The Kings went through a stretch of years where goaltending was a major weakness. Through quality draft picks and developing prospects, the Kings have some of the strongest goaltending in the National Hockey League. The goaltenders all have unique backgrounds including where they were drafted by the Stanley Cup Champion Kings and in one particular case, where the goaltender was not drafted at all.
Manchester Monarchs netminder Martin Jones signed with the Kings undrafted and as an unrestricted free agent on October 2, 2008 at 18-years old. Since signing with the Kings, Jones has excelled at every opportunity given to him. In juniors, he had limited playing time in his first two seasons before he earned the starting role and proved to be the workhorse from 2008-10 with the Calgary Hitmen of the Western Hockey League.

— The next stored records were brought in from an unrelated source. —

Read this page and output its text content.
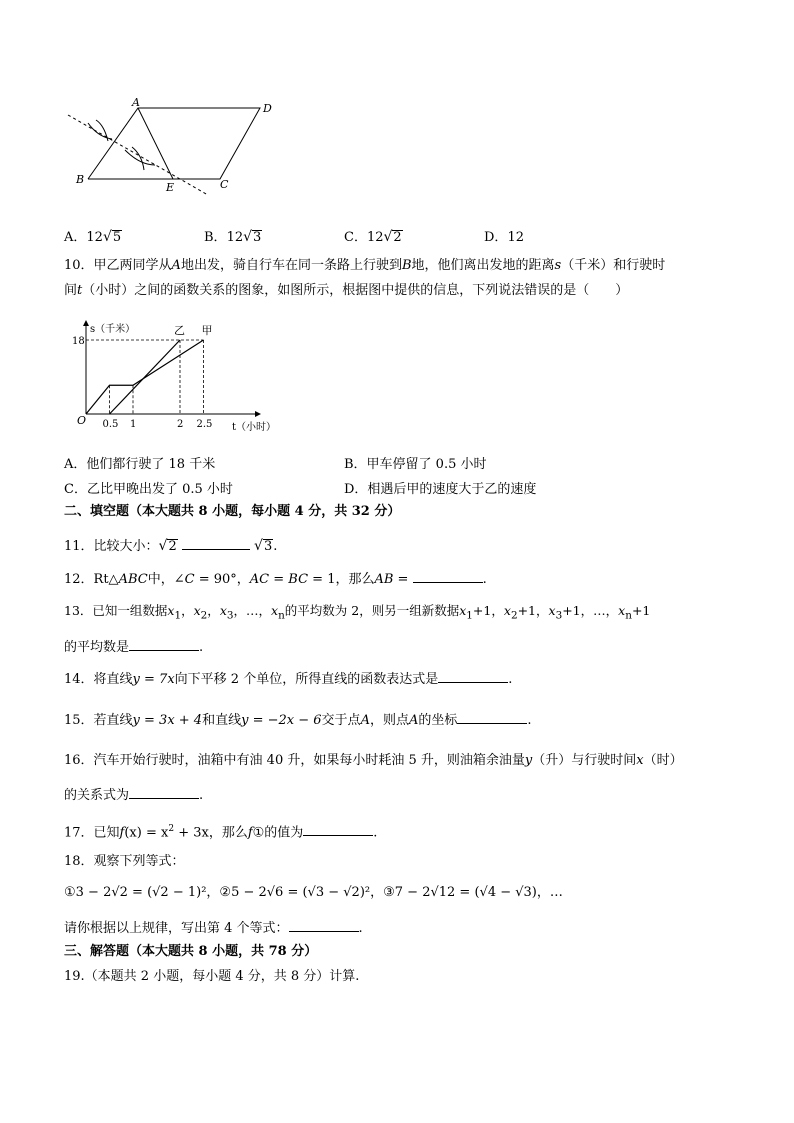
A	D
B
E	C
A．12√5	B．12√3	C．12√2	D．12
10．甲乙两同学从A地出发，骑自行车在同一条路上行驶到B地，他们离出发地的距离s（千米）和行驶时
间t（小时）之间的函数关系的图象，如图所示，根据图中提供的信息，下列说法错误的是（　　）
O
s（千米）
t（小时）
18
0.5 1	2 2.5
乙 甲
A．他们都行驶了 18 千米	B．甲车停留了 0.5 小时
C．乙比甲晚出发了 0.5 小时	D．相遇后甲的速度大于乙的速度
二、填空题（本大题共 8 小题，每小题 4 分，共 32 分）
11．比较大小：√2	√3.
12．Rt△ABC中，∠C = 90°，AC = BC = 1，那么AB =	.
13．已知一组数据$x_1$，$x_2$，$x_3$，…，$x_n$的平均数为 2，则另一组新数据$x_1+1$，$x_2+1$，$x_3+1$，…，$x_n+1$
的平均数是	.
14．将直线y = 7x向下平移 2 个单位，所得直线的函数表达式是	.
15．若直线y = 3x + 4和直线y = −2x − 6交于点A，则点A的坐标	.
16．汽车开始行驶时，油箱中有油 40 升，如果每小时耗油 5 升，则油箱余油量y（升）与行驶时间x（时）
的关系式为	.
17．已知$f(x) = x^2 + 3x$，那么f①的值为	.
18．观察下列等式：
①3 − 2√2 = (√2 − 1)²，②5 − 2√6 = (√3 − √2)²，③7 − 2√12 = (√4 − √3)，…
请你根据以上规律，写出第 4 个等式：	.
三、解答题（本大题共 8 小题，共 78 分）
19.（本题共 2 小题，每小题 4 分，共 8 分）计算.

In all, Jones played four seasons (2006-10) for the Hitmen and amassed a 108-28-9 record and 16 shutouts. Jones’ 108 victories and 16 shutouts are the most in team history.
It was not long before Jones took the American Hockey League by storm during. Jones won six of his first seven starts for the Monarchs in the 2010-11 season, earning his first professional shutout and only allowed one goal per game in four of those first seven starts. Jones’ strong start continued throughout the season and he was named to the 2011 AHL’s Eastern Conference All-Star team.
Kings goaltending coach Bill Ranford knew he had a good goaltending prospect in Jones but did not think he would progress as fast as he has in just two professional seasons.
“It is hard to say I expected it but certainly we were hoping for it,” said Ranford. “I think he was kind of not a diamond in the rough but a guy that had the pedigree. Due to his first and second year in junior and not getting the opportunity to play that much and then he went undrafted, the fact that we were able to sign him and then he has two great back-to-back years in junior and has since progressed very well from our standpoint is great. Two years ago, we did not expect him to be in Manchester then he goes to the All-Star game and has a great season. I think this year, he came in and got off to an (average) start and showed improvement as the season went on and that is what you expect out of a young player.”
Jones has been a winner at every level. He has 41 victories with the Monarchs over the last two seasons. If Jones finds himself in Manchester for the 2012-13 season, he could have a larger work load and could surpass the franchise’s all-time record of 61 wins set by goaltender Adam Hauser from 2003-06.
“I think he has the right demeanor to be a No. 1 goalie,” stated Ranford. “He has proven it at the junior level and has even proven it at the American Hockey League level. I think this year, we are expecting him to take a brunt of the workload and prove that he can be a dominate starter at the American Hockey League level.”
Jones is happy with his performance so far in the AHL and with netminder Jeff Zatkoff signing as a free agent with the Pittsburgh Penguins organization, he also expects to be relied upon between the pipes more often next season.
“I am happy with the way I have progressed the last couple years,” recalls Jones. “I am still kind of getting used to the pro game and learning how to play at this level. Expectations are always high with myself. My goal is to make the big club and if I am not there, then I hope to play a lot of games in Manchester and have a good season.”
If Jones plays in Manchester next season, he will do so with many members from last year’s team. Jones believes having familiar players in front of him will only help him feel more comfortable and confident in decisions that take a split second to decide during a game.
“When you get a chance to work with your defensive core for a couple years and get to know kind of how to work together, it will definitely help your game,” explained Jones. “It is definitely good for us that we have a bunch of returning guys and we continue to build here.”
As he receives more playing time in Manchester, Jones’ play continues to get better. Ranford agrees that if his play continues to get stronger and more consistent, he could be in the NHL sooner rather than later.
“He is realizing that in the very near future, he has a good opportunity in front of him,” noticed Ranford. “As long as he keeps progressing along, he will have a very good opportunity to make the big team.”
Jones got a taste of what life could be like in the NHL when he was recalled by the Kings as a “Black Ace” for the 2012 Stanley Cup Playoffs. Jones practiced with the team, spent time around the team and even had the chance to be a part of the on-ice celebration for the Kings first Stanley Cup Championship.
“It was pretty amazing to be a part of that,” reflected Jones. “Just getting to be on the ice with those guys everyday and practicing with them and work with them you are going to improve a lot. It was great in terms of on-ice stuff and it was good for my game. To be around it and the experience to see what they go through day-to-day and see how focused they are can definitely teach you a lot.”
As Jones enters his third professional season, he admits he is more relaxed as he plays more in the AHL.
“Each year, when you are called upon to play, you feel a little bit more comfortable,” said Jones. “Every year, you get another chance to play and hopefully I will play more games this year and continue to grow (my game).”
Each netminder in the Kings organization may have different backgrounds but they all have the same ambition of making it to the NHL and Jones is on the right track to reaching that objective in the near future.